We are proposing rules today that are mandated by, or that are intended to implement, provisions in the Dodd-Frank Act relating to issuer and third-party review of the assets underlying asset-backed securities.

I believe that, properly crafted, these rules will provide decision-useful information to investors by enhancing transparency into the asset review process undertaken by issuers and by making available to investors the results of asset reviews conducted by issuers and third parties.

First, we are proposing rules mandated by Dodd-Frank that would require issuers of registered ABS to perform a review of the assets underlying the securities and to disclose the nature of that review. In addition, the proposed rules would require issuers to disclose the findings and conclusions of this review.

The release notes various ways in which issuers currently may already conduct asset reviews. Pursuant to Dodd-Frank, however, we are proposing a requirement that issuers do so. Moreover, by requiring disclosure of the nature of the review and the findings and conclusions of that review, the proposed rules should assist investors to make well-informed investment decisions.

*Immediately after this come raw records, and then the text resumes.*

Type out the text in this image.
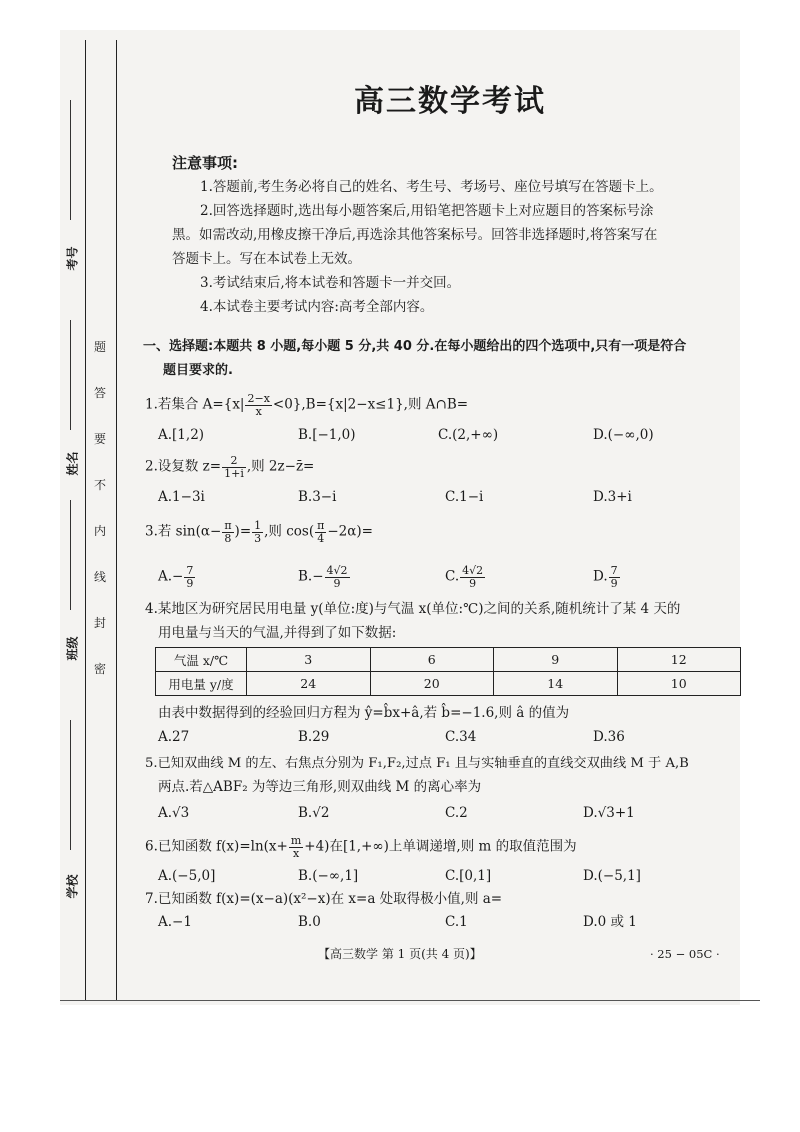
考号
姓名
班级
学校
题
答
要
不
内
线
封
密
高三数学考试
注意事项:
1.答题前,考生务必将自己的姓名、考生号、考场号、座位号填写在答题卡上。
2.回答选择题时,选出每小题答案后,用铅笔把答题卡上对应题目的答案标号涂
黑。如需改动,用橡皮擦干净后,再选涂其他答案标号。回答非选择题时,将答案写在
答题卡上。写在本试卷上无效。
3.考试结束后,将本试卷和答题卡一并交回。
4.本试卷主要考试内容:高考全部内容。
一、选择题:本题共 8 小题,每小题 5 分,共 40 分.在每小题给出的四个选项中,只有一项是符合
题目要求的.
1.若集合 $A=\{x| \frac{2-x}{x} <0\},B=\{x|2-x\le 1\}$,则 A∩B=
A.[1,2)	B.[−1,0)	C.(2,+∞)	D.(−∞,0)
2.设复数 $z= \frac{2}{1+i}$ ,则 2z−z̄=
A.1−3i	B.3−i	C.1−i	D.3+i
3.若 $\sin(\alpha- \frac{\pi}{8}$ )= $\frac{1}{3}$ ,则 $\cos( \frac{\pi}{4} -2\alpha)=$
$A.- \frac{7}{9}$	$B.- \frac{4√2}{9}$	C. $\frac{4√2}{9}$	D. $\frac{7}{9}$
4.某地区为研究居民用电量 y(单位:度)与气温 x(单位:℃)之间的关系,随机统计了某 4 天的
用电量与当天的气温,并得到了如下数据:
气温 x/℃	3	6	9	12
用电量 y/度	24	20	14	10
由表中数据得到的经验回归方程为 ŷ=b̂x+â,若 b̂=−1.6,则 â 的值为
A.27	B.29	C.34	D.36
5.已知双曲线 M 的左、右焦点分别为 F₁,F₂,过点 F₁ 且与实轴垂直的直线交双曲线 M 于 A,B
两点.若△ABF₂ 为等边三角形,则双曲线 M 的离心率为
A.√3	B.√2	C.2	D.√3+1
6.已知函数 $f(x)=\ln(x+ \frac{m}{x} +4)$在[1,+∞)上单调递增,则 m 的取值范围为
A.(−5,0]	B.(−∞,1]	C.[0,1]	D.(−5,1]
7.已知函数 f(x)=(x−a)(x²−x)在 x=a 处取得极小值,则 a=
A.−1	B.0	C.1	D.0 或 1
【高三数学 第 1 页(共 4 页)】	· 25 − 05C ·
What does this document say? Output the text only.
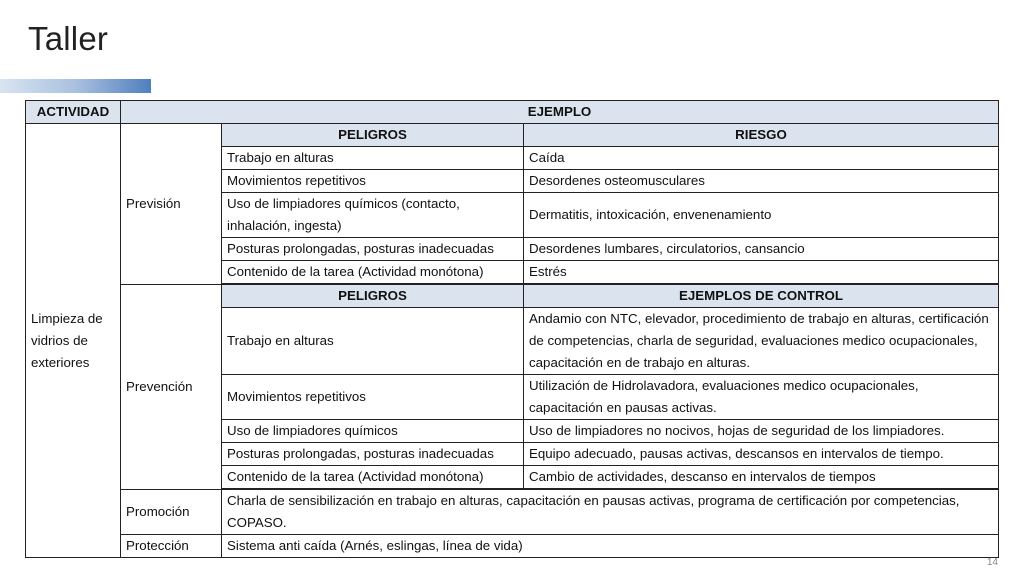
Taller
ACTIVIDAD	EJEMPLO		
Limpieza de vidrios de exteriores	Previsión	PELIGROS	RIESGO
		Trabajo en alturas	Caída
		Movimientos repetitivos	Desordenes osteomusculares
		Uso de limpiadores químicos (contacto, inhalación, ingesta)	Dermatitis, intoxicación, envenenamiento
		Posturas prolongadas, posturas inadecuadas	Desordenes lumbares, circulatorios, cansancio
		Contenido de la tarea (Actividad monótona)	Estrés

	Prevención	PELIGROS	EJEMPLOS DE CONTROL
		Trabajo en alturas	Andamio con NTC, elevador, procedimiento de trabajo en alturas, certificación de competencias, charla de seguridad, evaluaciones medico ocupacionales, capacitación en de trabajo en alturas.
		Movimientos repetitivos	Utilización de Hidrolavadora, evaluaciones medico ocupacionales, capacitación en pausas activas.
		Uso de limpiadores químicos	Uso de limpiadores no nocivos, hojas de seguridad de los limpiadores.
		Posturas prolongadas, posturas inadecuadas	Equipo adecuado, pausas activas, descansos en intervalos de tiempo.
		Contenido de la tarea (Actividad monótona)	Cambio de actividades, descanso en intervalos de tiempos

	Promoción	Charla de sensibilización en trabajo en alturas, capacitación en pausas activas, programa de certificación por competencias, COPASO.	
	Protección	Sistema anti caída (Arnés, eslingas, línea de vida)	
14
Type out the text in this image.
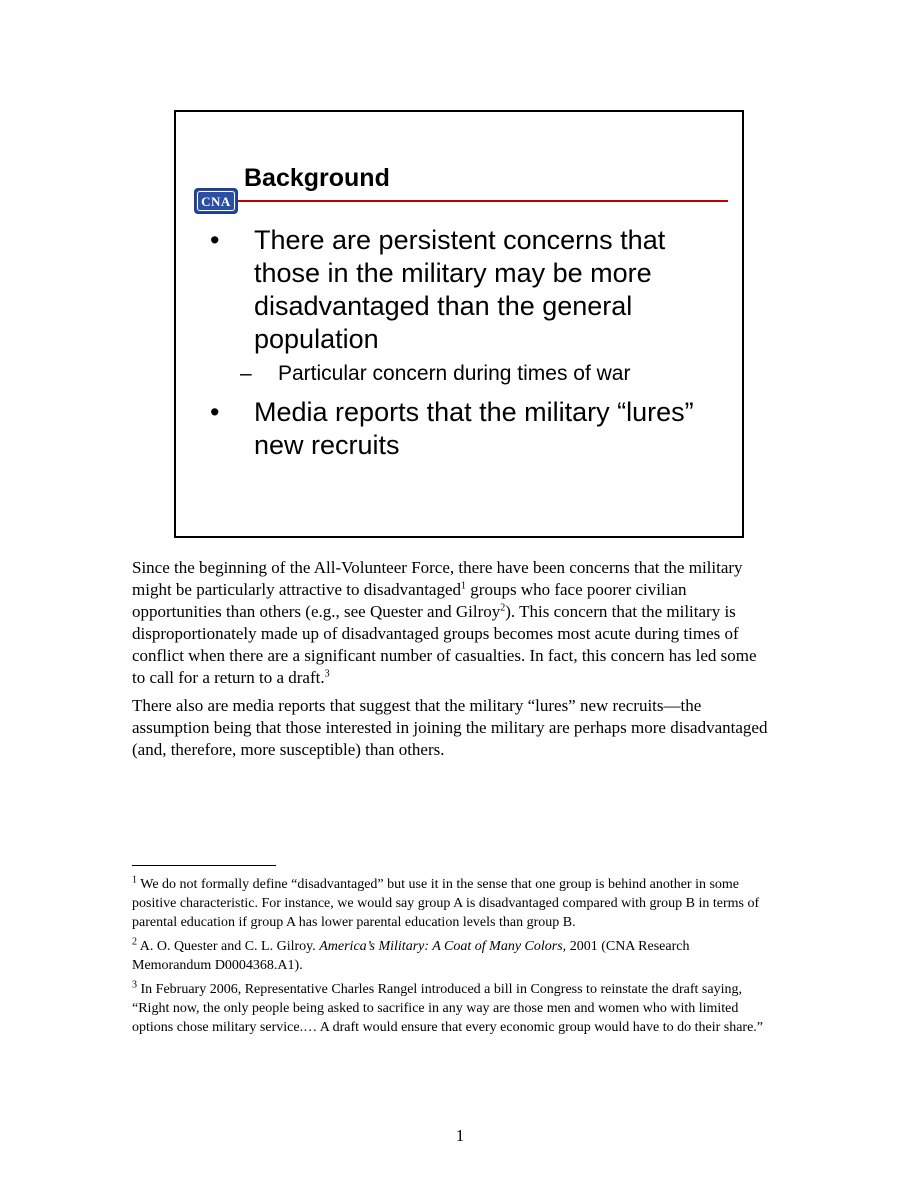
Background
CNA
• There are persistent concerns that those in the military may be more disadvantaged than the general population
– Particular concern during times of war
• Media reports that the military “lures” new recruits

Since the beginning of the All-Volunteer Force, there have been concerns that the military might be particularly attractive to disadvantaged$^1$ groups who face poorer civilian opportunities than others (e.g., see Quester and Gilroy$^2$). This concern that the military is disproportionately made up of disadvantaged groups becomes most acute during times of conflict when there are a significant number of casualties. In fact, this concern has led some to call for a return to a draft.$^3$

There also are media reports that suggest that the military “lures” new recruits—the assumption being that those interested in joining the military are perhaps more disadvantaged (and, therefore, more susceptible) than others.

$^1$ We do not formally define “disadvantaged” but use it in the sense that one group is behind another in some positive characteristic. For instance, we would say group A is disadvantaged compared with group B in terms of parental education if group A has lower parental education levels than group B.

$^2$ A. O. Quester and C. L. Gilroy. America’s Military: A Coat of Many Colors, 2001 (CNA Research Memorandum D0004368.A1).

$^3$ In February 2006, Representative Charles Rangel introduced a bill in Congress to reinstate the draft saying, “Right now, the only people being asked to sacrifice in any way are those men and women who with limited options chose military service.… A draft would ensure that every economic group would have to do their share.”

1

As has already been noted, the release does not propose to set a minimum standard for this review; instead, the rule is designed to enable investors to evaluate the adequacy of the issuer’s review. However, we have included extensive requests for comments on this approach.

An issuer would be permitted to engage a third party – including providers of so-called “due diligence” services – to review the pool assets, and the issuer would be permitted to rely on the third party’s review to satisfy the issuer’s obligations so long as the third party is named in the registration statement and consents to be named as an “expert.”

Second, we are proposing rules to implement provisions of the Exchange Act that were added by Dodd-Frank that require ABS issuers and underwriters, in both registered and unregistered transactions, to make public the findings and conclusions of any third-party due diligence report relating to pool assets that is obtained by the issuer or underwriter. Again, it is my hope that this additional disclosure will be valuable to investors in deciding whether to invest in these securities.

I note that this rule is closely tied to another provision of the Exchange Act that was added by Dodd-Frank that requires a provider of third-party due diligence services with respect to an ABS transaction to provide a certification to any NRSRO that is rating the transaction. We are not proposing rules today to implement this provision, but we have invited the public to comment on this upcoming rulemaking – together with all of the other rulemakings and initiatives pursuant to Dodd-Frank – even before official comment periods are opened.

Accordingly, I will be very interested to review comments about the impact of the rules we propose today, as well as rules that will be required to implement the due diligence certification requirement, on participants in the ABS market and on the recovery and long-term vibrancy of the ABS market. In particular, I am interested in market participants’ views about the extent to which due diligence firms and other third-parties will be willing and able to consent to be named as experts in registration statements and, relatedly, how willing and able these firms will be to provide certifications to NRSROs that rate ABS transactions.